For the IMDC favorable-risk population, while there are clear objective response and progression-free survival benefits for the ICI+TKI combinations, the updated results presented at ASCO (American Society of Clinical Oncology) 2023 demonstrated no overall survival benefit for the combination strategy over sunitinib alone. This raises more questions than it answers and highlights the need for additional trials to clarify the best strategy for patients with favorable risk disease.

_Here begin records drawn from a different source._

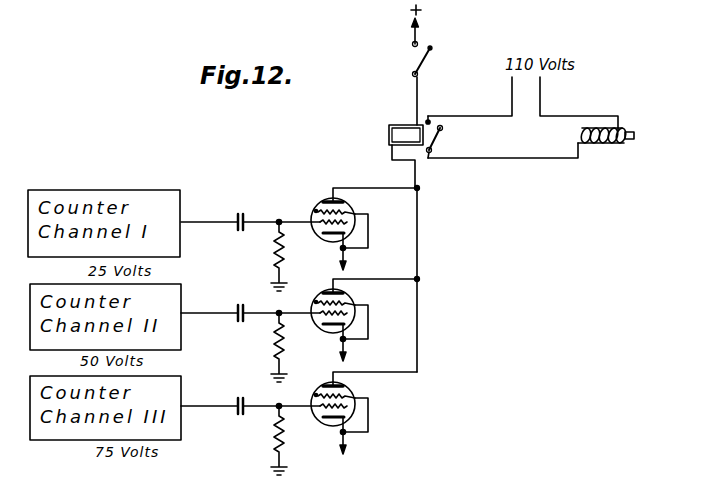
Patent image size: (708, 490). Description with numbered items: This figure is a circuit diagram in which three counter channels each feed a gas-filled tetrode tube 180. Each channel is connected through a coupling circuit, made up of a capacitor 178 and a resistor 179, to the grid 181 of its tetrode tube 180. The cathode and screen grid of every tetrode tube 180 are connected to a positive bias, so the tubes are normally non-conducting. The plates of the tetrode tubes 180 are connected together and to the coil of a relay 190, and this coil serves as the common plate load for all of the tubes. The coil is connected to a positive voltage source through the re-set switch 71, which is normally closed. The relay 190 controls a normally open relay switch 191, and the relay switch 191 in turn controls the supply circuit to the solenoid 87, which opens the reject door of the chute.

The re-set switch 71 is at (424, 67).
The relay 190 is at (394, 124).
The relay switch 191 is at (445, 139).
The solenoid 87 is at (625, 93).
The capacitor 178 is at (253, 192).
The resistor 179 is at (272, 254).
The gas-filled tetrode tube 180 is at (321, 196).
The grid 181 is at (317, 238).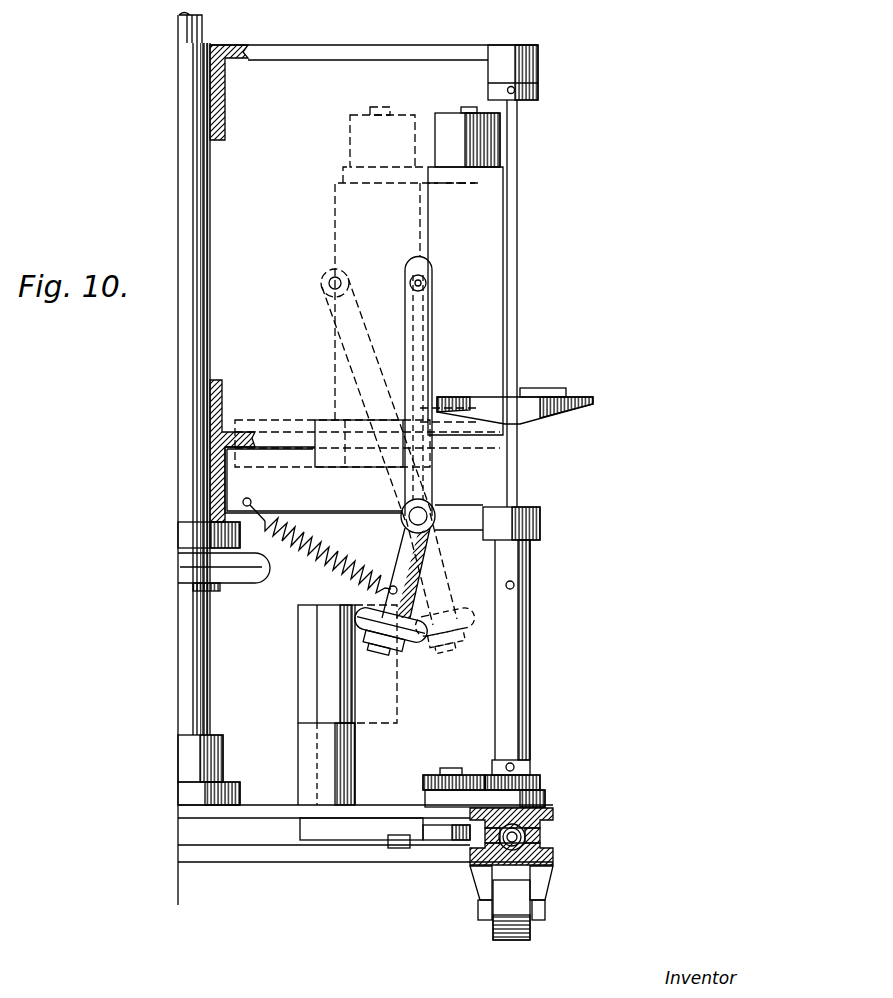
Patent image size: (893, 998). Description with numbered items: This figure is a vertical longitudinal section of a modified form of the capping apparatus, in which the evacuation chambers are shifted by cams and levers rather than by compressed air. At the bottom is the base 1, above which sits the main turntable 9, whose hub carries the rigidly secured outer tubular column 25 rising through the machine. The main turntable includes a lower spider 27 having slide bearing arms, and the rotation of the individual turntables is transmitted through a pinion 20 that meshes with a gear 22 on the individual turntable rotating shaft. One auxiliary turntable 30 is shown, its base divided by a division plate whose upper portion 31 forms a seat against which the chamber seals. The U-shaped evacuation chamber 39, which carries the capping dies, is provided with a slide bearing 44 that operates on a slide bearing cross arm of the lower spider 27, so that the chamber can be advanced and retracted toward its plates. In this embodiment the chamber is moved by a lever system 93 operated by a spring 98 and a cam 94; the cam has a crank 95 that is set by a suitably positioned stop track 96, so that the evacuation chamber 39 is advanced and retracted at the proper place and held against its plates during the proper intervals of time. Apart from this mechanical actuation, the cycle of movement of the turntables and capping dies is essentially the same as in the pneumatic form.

The base 1 is at (366, 855).
The main turntable 9 is at (250, 813).
The pinion 20 is at (426, 778).
The gear 22 is at (536, 777).
The outer tubular column 25 is at (210, 360).
The lower spider 27 is at (526, 712).
The auxiliary turntable 30 is at (582, 396).
The upper portion of division plate 31 is at (518, 272).
The evacuation chamber 39 is at (419, 271).
The slide bearing 44 is at (323, 410).
The lever system 93 is at (433, 357).
The cam 94 is at (345, 690).
The crank 95 is at (350, 830).
The stop track 96 is at (398, 848).
The spring 98 is at (320, 546).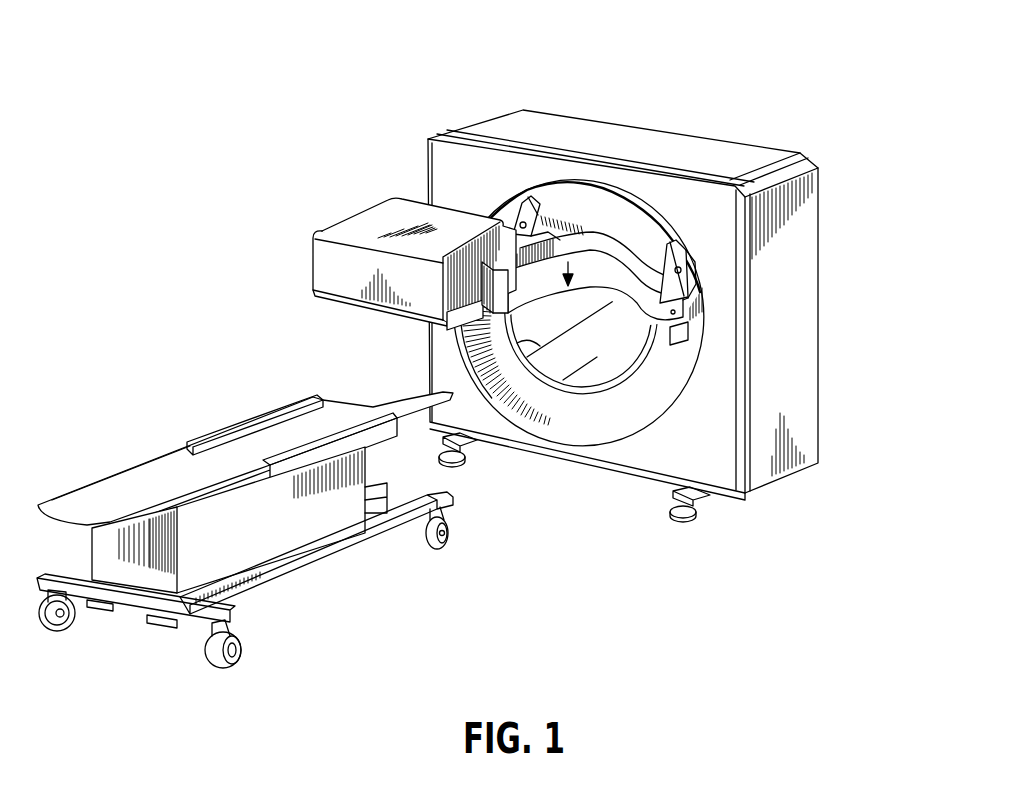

What is the optimal therapy for patients whose RCC tumors have progressed on anti-PD-1-based therapies? While the use of single-agent TKI (such as cabozantinib, axitinib, or in a later line tivozanib) or the combination of lenvatinib plus everolimus are standard approaches, there is a growing practice of rechallenging with an ICI+TKI. This approach was supported both by retrospective and phase 2 prospective data, demonstrating response rates up to 60% with this ICI+TKI rechallenge approach. To systematically evaluate this strategy, Dr Toni Choueiri and colleagues conducted the CONTACT-03 study, randomizing patients with disease progression on prior PD-1 blockade to either cabozantinib alone (TKI; control arm) or cabozantinib plus the anti-PD-L1 drug atezolizumab (experimental arm). The results, presented by Dr Choueiri, showed no clinical benefit with the addition of atezolizumab—no improvement in response rate, duration of response, primary progressive disease rate, progression-free or overall survival. Toxicity, however, was notably higher in the combination arm, with higher grade 3-4 adverse events and more than double the rate of serious treatment-related adverse events. There are some notable limitations of this study—primarily the use of the anti-PD-L1 agent atezolizumab, which, while it has known clinical activity in RCC, is not an approved drug for this disease. This issue will be addressed by the ongoing TiNivo-2 study, a similar trial that uses the more standard anti-PD-1 agent nivolumab in combination with the TKI tivozanib. Further, there are always individual exceptions where certain clinical scenarios indicate a patient might benefit from such an ICI rechallenge. Nevertheless, with this well-conducted, randomized, phase 3 study, it should no longer be routine practice to treat with combination ICI+TKI after progression on prior anti-PD-1 therapy.

These seminal studies presented at ASCO 2023 show the RCC community how far we have come with systemic therapies, but also how far we still have to go. We need to continue trials that further optimize existing therapies, which will hopefully improve the length and quality of life for patients with advanced RCC. However, we also need to listen to our patients—as demonstrated by a recent KCCure (Kidney Cancer Research Alliance) survey of RCC patients (presented by D Battle, ASCO 2023), their top goal remains cure. We should not be shy about trying to achieve it. We are in the proof-of-concept phase, where a limited subset of RCC patients treated with dual ICI therapy can achieve long-term clinical benefit or potentially even cure. To move to an era of cure for more or even most patients with advanced RCC, we need improved immunotherapy approaches. We need to better understand the fundamental immunobiology of RCC, and we need to utilize all of the tools in our therapeutic toolkits—releasing the immune brakes with ICIs, pressing on the immune gas pedal with cytokines and other immune agonists, and adding a steering wheel with antigen-directed therapies.